In its approval of the policy, the Institutional Council said it wants a written legal opinion from the Attorney General's Office that can be used as a guide.
The students' previous policy prohibited any religious organizations on campus from receiving student money.
But the student body president told members of the U.'s governing board that he wanted to give some ASUU seed money, allocated to promote fund raising for the Marriott Library, to religious organizations. The organizations would parlay the seed money into greater amounts for the library.
The Newman Center, a Catholic student organization, had requested part of the seed money to sponsor a non-denominational, campuswide lecture as a library fund-raiser.
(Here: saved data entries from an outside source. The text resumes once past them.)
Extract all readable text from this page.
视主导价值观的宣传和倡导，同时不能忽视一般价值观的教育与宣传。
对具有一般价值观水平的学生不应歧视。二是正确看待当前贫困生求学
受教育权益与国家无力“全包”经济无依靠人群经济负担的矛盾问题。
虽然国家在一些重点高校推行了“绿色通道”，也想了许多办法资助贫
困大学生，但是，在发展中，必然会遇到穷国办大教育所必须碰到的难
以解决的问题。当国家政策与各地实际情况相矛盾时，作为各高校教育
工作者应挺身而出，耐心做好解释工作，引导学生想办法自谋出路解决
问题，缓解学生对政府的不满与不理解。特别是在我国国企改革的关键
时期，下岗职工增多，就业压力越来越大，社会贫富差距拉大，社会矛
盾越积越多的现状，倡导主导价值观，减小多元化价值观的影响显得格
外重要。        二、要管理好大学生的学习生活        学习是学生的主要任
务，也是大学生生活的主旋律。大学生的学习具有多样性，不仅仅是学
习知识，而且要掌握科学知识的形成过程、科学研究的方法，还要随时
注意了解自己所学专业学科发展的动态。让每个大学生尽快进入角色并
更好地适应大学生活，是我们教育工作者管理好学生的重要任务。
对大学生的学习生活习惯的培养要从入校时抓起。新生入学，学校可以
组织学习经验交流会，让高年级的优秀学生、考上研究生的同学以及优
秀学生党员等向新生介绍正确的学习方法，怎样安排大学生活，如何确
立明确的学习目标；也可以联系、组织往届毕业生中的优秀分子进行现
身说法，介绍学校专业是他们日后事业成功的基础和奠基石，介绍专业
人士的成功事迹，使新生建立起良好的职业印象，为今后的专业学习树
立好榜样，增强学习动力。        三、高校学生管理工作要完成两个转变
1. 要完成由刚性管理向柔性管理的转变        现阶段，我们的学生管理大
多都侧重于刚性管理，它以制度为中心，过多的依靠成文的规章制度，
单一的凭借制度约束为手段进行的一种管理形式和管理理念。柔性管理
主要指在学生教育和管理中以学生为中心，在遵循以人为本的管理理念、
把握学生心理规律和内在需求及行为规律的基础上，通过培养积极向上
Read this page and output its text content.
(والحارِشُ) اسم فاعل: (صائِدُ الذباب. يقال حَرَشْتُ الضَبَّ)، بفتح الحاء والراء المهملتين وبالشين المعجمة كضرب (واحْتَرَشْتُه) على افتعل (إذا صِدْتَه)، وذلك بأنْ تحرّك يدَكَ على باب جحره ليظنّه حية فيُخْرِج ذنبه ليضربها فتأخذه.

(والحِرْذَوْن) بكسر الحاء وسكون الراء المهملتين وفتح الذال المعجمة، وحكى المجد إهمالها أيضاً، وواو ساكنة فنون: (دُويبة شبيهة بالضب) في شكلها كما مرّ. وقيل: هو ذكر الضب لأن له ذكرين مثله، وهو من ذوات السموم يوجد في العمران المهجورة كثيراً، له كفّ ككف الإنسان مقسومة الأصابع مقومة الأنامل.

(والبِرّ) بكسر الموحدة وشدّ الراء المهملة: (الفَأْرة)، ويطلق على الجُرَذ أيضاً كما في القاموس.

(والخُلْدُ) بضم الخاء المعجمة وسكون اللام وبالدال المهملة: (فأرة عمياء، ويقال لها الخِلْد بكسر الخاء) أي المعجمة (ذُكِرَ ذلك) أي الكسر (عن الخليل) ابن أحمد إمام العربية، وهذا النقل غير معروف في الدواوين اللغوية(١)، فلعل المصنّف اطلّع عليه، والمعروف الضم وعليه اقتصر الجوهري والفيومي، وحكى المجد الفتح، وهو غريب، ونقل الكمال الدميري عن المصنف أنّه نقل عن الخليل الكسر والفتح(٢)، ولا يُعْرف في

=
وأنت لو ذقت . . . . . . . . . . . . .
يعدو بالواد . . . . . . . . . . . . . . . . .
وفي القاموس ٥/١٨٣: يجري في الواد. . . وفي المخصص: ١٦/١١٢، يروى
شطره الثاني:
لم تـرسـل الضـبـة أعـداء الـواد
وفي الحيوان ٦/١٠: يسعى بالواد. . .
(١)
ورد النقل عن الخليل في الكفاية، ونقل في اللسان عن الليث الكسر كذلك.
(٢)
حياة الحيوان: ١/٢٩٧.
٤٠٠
Council Chairman James S. Jardine, an attorney who was not in attendance, sent word that he questioned if the new policy would be constitutional, violating the separation of church and state.
Council member Nicholas S. Vidalakis asked what problems would arise if an organization used a non-religious activity "as a guise when in fact the activity was for religious purposes. What if there was a campuswide event but it was actually held to help defray the expenses of the Hare Krishna, for example?"
Several members wanted to delay action on the policy until the legal opinion, but Wunderli argued that the policy was crucial now for library fund raising. The council agreed to go along with Wunderlifor now but will seek the formal opinion.